Postdoctoral Fellow Donald Danforth Plant Science Center Chesterfield, Missouri
Body of Abstract: While transgene silencing is a common phenomenon, it is generally not well understood why certain transgenes are targeted for silencing and others are stably expressed for generations. It is generally agreed that the key trigger molecule required to transgene silencing is an ‘aberrant RNA,’ but the field does not understand what these aberrant RNAs look like or how they function to trigger RNAi. Identification and characterization of these aberrant RNAs has remained elusive because the technologies to address this question have been lacking. To this end, we developed a qualitative and quantitative expression assay specifically designed to examine all RNAs derived from a subset of loci across any transcriptome in extreme depth using long-read sequencing.

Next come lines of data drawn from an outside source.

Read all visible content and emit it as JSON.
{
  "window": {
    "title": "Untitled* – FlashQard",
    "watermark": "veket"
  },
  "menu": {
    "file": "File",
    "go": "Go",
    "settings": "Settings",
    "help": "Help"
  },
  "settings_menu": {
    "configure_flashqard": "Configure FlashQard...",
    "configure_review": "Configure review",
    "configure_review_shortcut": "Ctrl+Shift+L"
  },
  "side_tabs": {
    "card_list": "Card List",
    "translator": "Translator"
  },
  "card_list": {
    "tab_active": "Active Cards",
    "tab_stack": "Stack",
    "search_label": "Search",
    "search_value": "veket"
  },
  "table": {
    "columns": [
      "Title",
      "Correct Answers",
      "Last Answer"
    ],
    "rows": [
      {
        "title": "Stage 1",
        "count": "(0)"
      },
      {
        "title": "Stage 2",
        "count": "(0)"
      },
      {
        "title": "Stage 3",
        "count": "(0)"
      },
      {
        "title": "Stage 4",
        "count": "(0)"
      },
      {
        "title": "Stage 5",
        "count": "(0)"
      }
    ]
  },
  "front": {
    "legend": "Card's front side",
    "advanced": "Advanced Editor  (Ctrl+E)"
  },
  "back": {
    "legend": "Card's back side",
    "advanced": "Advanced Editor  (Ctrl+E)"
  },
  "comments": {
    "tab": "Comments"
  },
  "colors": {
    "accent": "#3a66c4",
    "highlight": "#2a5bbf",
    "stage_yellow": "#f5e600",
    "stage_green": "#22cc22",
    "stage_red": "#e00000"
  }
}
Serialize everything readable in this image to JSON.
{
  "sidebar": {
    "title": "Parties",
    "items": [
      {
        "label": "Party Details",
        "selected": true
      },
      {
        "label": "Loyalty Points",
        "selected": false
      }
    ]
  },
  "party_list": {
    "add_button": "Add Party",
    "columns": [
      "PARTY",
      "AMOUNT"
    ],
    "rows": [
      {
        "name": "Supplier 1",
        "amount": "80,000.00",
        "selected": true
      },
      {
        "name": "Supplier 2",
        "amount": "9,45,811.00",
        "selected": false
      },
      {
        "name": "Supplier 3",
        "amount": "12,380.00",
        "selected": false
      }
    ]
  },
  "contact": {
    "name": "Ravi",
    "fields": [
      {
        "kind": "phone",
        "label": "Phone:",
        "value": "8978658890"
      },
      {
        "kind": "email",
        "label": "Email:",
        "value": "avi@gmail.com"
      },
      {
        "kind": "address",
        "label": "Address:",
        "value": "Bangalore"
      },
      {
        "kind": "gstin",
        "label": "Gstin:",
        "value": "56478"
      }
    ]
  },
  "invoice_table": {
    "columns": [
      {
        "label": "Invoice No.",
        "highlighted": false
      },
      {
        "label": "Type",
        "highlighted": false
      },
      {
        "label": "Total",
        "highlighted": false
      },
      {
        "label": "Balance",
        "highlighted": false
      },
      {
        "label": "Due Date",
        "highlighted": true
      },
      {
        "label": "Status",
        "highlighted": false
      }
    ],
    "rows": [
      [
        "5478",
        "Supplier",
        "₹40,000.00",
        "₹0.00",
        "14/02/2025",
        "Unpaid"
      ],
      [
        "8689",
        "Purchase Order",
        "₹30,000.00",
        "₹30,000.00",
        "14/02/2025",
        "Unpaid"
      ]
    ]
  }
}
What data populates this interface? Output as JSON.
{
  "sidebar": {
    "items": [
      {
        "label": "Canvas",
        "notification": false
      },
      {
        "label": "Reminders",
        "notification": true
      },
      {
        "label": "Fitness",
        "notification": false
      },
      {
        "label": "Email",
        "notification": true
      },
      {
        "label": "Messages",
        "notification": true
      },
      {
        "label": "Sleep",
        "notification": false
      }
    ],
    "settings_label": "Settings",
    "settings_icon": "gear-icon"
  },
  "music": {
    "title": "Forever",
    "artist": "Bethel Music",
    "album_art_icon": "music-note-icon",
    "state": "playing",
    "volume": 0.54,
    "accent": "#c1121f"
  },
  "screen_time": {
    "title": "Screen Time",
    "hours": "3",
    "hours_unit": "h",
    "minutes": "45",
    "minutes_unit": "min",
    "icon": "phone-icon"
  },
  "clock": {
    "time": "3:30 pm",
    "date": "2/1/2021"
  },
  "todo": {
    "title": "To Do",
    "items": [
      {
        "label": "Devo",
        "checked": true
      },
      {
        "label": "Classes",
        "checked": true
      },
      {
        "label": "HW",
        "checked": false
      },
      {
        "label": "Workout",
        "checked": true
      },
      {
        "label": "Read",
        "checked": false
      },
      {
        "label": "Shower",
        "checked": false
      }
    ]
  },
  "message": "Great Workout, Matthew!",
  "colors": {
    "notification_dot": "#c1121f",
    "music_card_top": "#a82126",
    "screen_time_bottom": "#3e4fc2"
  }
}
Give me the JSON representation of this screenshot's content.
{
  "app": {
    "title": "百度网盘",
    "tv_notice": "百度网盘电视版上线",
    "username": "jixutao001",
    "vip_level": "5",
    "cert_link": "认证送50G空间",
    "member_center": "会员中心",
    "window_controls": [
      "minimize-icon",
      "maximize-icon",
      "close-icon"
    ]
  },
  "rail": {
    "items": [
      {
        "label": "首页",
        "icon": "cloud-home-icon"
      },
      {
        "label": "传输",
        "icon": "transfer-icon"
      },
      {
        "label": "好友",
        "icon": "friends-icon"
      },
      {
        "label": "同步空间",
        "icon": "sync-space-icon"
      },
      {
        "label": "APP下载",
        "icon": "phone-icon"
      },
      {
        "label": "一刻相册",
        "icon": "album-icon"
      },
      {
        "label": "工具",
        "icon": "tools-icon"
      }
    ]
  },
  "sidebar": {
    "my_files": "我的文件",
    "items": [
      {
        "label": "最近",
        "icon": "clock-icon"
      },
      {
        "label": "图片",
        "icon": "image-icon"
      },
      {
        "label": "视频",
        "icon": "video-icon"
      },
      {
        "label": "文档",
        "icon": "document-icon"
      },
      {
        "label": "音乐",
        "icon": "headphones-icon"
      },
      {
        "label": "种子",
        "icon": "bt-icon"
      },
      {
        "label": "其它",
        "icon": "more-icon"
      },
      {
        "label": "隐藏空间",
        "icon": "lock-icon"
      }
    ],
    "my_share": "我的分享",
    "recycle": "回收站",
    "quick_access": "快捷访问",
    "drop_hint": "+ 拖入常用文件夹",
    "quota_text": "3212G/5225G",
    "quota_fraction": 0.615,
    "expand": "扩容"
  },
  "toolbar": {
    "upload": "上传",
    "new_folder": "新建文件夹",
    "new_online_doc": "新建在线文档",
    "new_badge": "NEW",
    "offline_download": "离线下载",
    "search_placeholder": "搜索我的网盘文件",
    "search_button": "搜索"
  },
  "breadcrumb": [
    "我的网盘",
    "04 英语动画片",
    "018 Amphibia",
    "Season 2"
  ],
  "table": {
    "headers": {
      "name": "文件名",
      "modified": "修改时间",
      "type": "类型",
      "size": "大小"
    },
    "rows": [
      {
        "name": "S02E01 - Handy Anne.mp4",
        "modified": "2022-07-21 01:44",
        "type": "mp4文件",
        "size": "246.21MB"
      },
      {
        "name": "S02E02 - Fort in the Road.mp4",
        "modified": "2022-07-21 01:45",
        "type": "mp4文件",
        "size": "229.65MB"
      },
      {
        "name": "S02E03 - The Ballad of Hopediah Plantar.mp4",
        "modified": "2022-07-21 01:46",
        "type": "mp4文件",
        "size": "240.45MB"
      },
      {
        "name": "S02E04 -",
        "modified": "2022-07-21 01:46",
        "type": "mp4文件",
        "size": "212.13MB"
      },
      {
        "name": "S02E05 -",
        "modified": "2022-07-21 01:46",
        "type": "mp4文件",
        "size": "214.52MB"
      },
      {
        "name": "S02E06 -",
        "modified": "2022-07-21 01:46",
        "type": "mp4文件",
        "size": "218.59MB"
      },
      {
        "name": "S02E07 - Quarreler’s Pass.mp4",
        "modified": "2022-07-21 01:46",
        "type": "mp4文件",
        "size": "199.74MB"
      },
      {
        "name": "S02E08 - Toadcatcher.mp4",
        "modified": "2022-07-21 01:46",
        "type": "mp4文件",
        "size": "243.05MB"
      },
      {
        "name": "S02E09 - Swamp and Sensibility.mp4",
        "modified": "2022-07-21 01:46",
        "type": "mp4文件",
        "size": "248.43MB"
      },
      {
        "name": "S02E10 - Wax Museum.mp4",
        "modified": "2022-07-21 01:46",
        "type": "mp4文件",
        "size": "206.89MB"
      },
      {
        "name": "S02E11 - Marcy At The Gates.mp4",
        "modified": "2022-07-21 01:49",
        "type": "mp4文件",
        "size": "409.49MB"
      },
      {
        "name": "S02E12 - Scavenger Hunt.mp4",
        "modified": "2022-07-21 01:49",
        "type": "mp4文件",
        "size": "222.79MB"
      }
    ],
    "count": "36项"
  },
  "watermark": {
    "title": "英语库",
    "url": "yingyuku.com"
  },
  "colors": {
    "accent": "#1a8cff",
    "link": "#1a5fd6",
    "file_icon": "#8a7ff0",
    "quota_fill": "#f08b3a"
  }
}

We examined all RNAs, both polyadenylated (polyA) and non-polyA, in functional transgenic lines as well as a system developed using the RUBY transgene wherein the silencing state can be derived from the phenotype of the plant in Arabidopsis. Using this technique we can examine features such as percent antisense RNAs, percent polyA RNAs, and can examine all RNAs produced from protein-coding genes and the transgenes. Overall, we found that transgenes have a different RNA fingerprint than endogenous genes. Thus, even when a transgene is functional, it is not as ‘transcriptionally-clean’ as endogenous genes, and rather subject to different layers of regulation that are intermediate between protein-coding genes and TE transcripts. We now have a tool powerful enough to examine and identify the aberrant RNAs that cause transgene silencing that has evaded researchers for decades.